We onderscheiden de volgende zintuigen;
Gevoelszintuig: de huid
Reukzintuig: de neus
Smaakzintuig: de tong
Gehoorzintuig: het oor
Gezichtszintuig: het oog
Sensorische prikkels neem je via het gezichtszintuig, het gehoorzintuig, het
ruikzintuig en het smaakzintuig waar. Sensibele prikkels via de huid.
Pijn neem je waar via de vrije zenuwuiteinden in de huid.
Met de tastlichaampjes in de huid voel je;
- Warmte (tastlichaampjes van Ruffini)
- Kou (tastlichaampjes van Krause)
- Druk (tastlichaampjes van Vater-Pacini)
- Aanraking (tastlichaampjes van Meissner)
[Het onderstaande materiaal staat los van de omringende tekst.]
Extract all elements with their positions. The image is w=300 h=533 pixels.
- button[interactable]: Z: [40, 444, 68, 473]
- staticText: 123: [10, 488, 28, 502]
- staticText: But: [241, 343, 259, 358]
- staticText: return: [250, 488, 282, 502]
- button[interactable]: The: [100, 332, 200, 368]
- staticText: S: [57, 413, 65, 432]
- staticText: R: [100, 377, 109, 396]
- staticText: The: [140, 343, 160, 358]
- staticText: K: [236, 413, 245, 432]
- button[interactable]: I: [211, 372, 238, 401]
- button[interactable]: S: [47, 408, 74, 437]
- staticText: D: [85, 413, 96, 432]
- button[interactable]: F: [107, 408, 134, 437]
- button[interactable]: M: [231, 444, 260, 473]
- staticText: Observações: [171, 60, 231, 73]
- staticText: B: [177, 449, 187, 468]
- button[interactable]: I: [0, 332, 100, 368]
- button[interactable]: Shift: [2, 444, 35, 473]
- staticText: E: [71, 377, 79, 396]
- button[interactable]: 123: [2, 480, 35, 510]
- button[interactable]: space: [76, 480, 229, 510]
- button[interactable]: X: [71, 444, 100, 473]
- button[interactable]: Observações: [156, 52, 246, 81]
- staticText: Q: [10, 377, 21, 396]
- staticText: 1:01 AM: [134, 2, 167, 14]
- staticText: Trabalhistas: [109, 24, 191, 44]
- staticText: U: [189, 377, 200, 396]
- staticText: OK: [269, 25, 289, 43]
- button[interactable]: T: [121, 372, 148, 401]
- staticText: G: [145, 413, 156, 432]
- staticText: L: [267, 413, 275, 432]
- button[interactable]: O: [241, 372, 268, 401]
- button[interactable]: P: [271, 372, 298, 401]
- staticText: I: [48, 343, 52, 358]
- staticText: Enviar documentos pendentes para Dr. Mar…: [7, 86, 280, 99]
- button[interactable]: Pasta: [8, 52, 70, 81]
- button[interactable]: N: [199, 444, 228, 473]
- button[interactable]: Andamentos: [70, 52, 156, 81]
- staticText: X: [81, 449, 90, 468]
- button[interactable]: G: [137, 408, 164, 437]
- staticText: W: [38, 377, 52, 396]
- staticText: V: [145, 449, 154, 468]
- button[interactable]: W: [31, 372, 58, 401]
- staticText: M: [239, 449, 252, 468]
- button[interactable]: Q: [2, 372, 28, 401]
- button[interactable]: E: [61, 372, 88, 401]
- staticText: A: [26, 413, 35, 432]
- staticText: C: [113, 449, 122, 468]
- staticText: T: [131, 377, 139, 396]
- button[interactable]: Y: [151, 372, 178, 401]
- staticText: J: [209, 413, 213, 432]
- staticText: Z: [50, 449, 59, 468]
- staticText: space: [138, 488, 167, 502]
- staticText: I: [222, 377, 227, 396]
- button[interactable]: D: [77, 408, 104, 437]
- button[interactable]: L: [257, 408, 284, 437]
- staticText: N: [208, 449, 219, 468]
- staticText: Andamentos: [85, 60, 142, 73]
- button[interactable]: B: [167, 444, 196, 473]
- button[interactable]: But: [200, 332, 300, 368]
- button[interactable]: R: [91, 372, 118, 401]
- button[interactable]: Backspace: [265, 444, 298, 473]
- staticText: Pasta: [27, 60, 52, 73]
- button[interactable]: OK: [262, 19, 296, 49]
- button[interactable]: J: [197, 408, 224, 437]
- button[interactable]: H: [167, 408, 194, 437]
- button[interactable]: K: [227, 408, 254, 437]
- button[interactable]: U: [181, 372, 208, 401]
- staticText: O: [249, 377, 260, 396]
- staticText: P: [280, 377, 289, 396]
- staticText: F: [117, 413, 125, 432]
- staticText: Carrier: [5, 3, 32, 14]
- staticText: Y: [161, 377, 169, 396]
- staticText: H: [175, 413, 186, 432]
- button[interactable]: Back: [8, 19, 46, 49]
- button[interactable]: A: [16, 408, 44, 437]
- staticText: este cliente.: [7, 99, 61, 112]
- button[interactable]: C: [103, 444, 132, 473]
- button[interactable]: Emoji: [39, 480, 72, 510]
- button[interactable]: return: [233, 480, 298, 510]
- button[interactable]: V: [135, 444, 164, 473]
Boven in de neusholte, direct onder de schedelbasis, ligt het reukslijmvlies. Een
geurprikkel gaat via een reukzenuw naar de hersenen. Deze zenuwen dringen via
het zeefbeen de schedel binnen.
De smaakpapillen liggen in kleine verhogingen aan de oppervlakte van de tong. Er
zijn vier soorten basissmaken die je met je tong kunt waarnemen; zoet, zuur, zout
en bitter. Zoet proef je vooral op de punt van de tong. Bitter achter op de tong en
zuur aan de zijkanten. Zout proef je op vrijwel de gehele tong, maar vooral aan het
voorste gedeelte van de zijkanten. De smaakprikkels gaan via de tong keelholte
zenuw en door een tak van de aangezichtszenuw naar de hersenen
Het gehoororgaan ligt in het inwendige oor. Het geluid dat in het oor valt brengt het
trommelvlies in trilling. De gehoorbeentjes in het middenoor brengen de trillingen
over op het ovale venster. Deze brengt de trilling vervolgens over op de vloeistof in
het slakkenhuis, waar de gehoorzintuigcellen liggen. Via de gehoorzenuw gaan
geluidsprikkels naar de hersenen.
Het oog bestaat uit drie vliezen: het harde oogvlies, het vaatvlies en het netvlies.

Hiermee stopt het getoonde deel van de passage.